Da alles gegen die Rechtmäßigkeit des Sanktionsbescheides vom 20.06.2008 spricht, ist die aufschiebende Wirkung des Widerspruchs des Antragstellers gegen diesen Bescheid anzuordnen. Zusätzlich ist die Aufhebung der Vollziehung gemäß § 86b Abs. 1 Satz 2 SGG anzuordnen, weil die dem Antragsteller zustehende 80%ige Regelleistung bereits für drei Monate um jeweils 35,00 EUR abgesenkt worden war. Denn es spricht derzeit nichts dafür, dass sich im Laufe des Hauptsacheverfahrens Umstände ergeben, die doch noch zur Rechtmäßigkeit jenes Bescheides führen könnten.
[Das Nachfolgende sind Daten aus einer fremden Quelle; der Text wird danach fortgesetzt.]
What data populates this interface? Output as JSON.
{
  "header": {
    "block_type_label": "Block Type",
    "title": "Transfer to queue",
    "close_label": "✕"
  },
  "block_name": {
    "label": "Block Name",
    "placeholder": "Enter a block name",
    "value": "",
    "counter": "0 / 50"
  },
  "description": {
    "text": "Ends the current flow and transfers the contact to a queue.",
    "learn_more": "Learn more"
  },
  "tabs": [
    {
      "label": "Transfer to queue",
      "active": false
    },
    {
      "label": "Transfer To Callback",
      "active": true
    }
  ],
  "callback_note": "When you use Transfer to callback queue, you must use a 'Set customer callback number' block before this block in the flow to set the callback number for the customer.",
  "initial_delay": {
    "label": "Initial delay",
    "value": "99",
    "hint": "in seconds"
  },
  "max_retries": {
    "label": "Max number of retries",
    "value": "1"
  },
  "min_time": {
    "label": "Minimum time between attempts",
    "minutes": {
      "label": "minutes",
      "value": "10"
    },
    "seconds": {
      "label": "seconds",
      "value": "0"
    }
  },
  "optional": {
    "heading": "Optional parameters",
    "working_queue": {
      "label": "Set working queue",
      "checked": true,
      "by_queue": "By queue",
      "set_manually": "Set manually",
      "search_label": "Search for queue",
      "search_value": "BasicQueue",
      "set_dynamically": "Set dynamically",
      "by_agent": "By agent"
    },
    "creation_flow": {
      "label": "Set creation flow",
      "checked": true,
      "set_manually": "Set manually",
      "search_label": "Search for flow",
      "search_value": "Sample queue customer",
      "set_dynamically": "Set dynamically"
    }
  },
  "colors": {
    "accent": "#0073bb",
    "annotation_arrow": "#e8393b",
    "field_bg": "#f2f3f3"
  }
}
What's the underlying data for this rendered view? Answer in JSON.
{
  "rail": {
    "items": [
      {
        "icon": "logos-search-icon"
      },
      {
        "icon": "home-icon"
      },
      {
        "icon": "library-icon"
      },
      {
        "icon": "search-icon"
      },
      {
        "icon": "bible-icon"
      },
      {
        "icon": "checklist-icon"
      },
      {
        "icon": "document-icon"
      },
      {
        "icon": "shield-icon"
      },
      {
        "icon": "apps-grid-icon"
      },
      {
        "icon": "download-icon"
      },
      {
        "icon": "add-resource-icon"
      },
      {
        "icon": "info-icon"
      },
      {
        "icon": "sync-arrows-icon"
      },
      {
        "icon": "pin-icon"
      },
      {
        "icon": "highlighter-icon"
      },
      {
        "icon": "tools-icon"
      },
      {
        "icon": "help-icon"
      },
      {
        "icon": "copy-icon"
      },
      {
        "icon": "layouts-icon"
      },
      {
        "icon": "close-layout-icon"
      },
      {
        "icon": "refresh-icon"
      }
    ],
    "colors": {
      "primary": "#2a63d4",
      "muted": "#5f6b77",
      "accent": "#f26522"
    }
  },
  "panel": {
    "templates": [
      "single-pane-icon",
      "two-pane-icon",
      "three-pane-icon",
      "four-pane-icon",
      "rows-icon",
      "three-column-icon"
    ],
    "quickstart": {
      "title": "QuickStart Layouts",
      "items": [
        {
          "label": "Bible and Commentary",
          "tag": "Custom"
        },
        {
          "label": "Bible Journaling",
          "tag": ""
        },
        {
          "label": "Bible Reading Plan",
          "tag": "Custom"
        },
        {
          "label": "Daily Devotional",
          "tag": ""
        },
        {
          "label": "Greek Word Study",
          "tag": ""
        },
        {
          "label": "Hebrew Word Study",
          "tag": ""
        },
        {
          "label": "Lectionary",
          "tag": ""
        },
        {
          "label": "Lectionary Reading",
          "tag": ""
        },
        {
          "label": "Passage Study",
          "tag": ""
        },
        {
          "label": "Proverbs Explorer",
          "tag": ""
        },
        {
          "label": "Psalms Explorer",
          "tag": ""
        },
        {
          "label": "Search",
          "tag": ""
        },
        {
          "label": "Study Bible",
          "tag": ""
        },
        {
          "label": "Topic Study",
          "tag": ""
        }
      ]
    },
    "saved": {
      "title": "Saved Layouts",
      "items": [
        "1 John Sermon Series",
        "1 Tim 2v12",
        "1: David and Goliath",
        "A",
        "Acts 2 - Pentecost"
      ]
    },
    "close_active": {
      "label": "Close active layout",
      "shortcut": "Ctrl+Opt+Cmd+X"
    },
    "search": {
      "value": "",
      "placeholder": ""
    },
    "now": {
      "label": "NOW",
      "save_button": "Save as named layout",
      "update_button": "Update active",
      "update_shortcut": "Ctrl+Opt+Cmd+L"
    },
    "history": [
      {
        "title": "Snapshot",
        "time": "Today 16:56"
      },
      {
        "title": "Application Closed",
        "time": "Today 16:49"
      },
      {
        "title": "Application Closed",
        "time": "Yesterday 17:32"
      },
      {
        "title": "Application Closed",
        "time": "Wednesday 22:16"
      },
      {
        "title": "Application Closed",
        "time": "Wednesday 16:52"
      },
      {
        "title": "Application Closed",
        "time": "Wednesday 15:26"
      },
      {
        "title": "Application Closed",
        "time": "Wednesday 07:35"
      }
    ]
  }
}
Nach § 73a Abs. 1 Satz 1 SGG i. V. m. § 114 ZPO kann einem bedürftigen Beteiligten Prozesskostenhilfe bewilligt werden, wenn die beabsichtigte Rechtsverfolgung hinreichende Aussicht auf Erfolg bietet und nicht mutwillig erscheint. Da die Rechtsverfolgung des Antragstellers aus den dargelegten Gründen jedenfalls teilweise hinreichende Aussicht auf Erfolg hat und er bedürftig ist, ist Prozesskostenhilfe zu bewilligen.

Die Kostenentscheidung folgt hinsichtlich der Beschwerdeentscheidung aus § 193 SGG analog, hinsichtlich der Prozesskostenhilfeentscheidung aus § 73a Abs. 1 Satz 1 SGG i. V. m. § 118 Abs. 1 Satz 4 ZPO. Dabei hat der Senat maßgeblich berücksichtigt, dass der Antragsteller im Hinblick auf den insgesamt geltend gemachten Leistungsanspruch nur in geringem Umfang obsiegt hat.

Dieser Beschluss ist unanfechtbar (§ 177 SGG).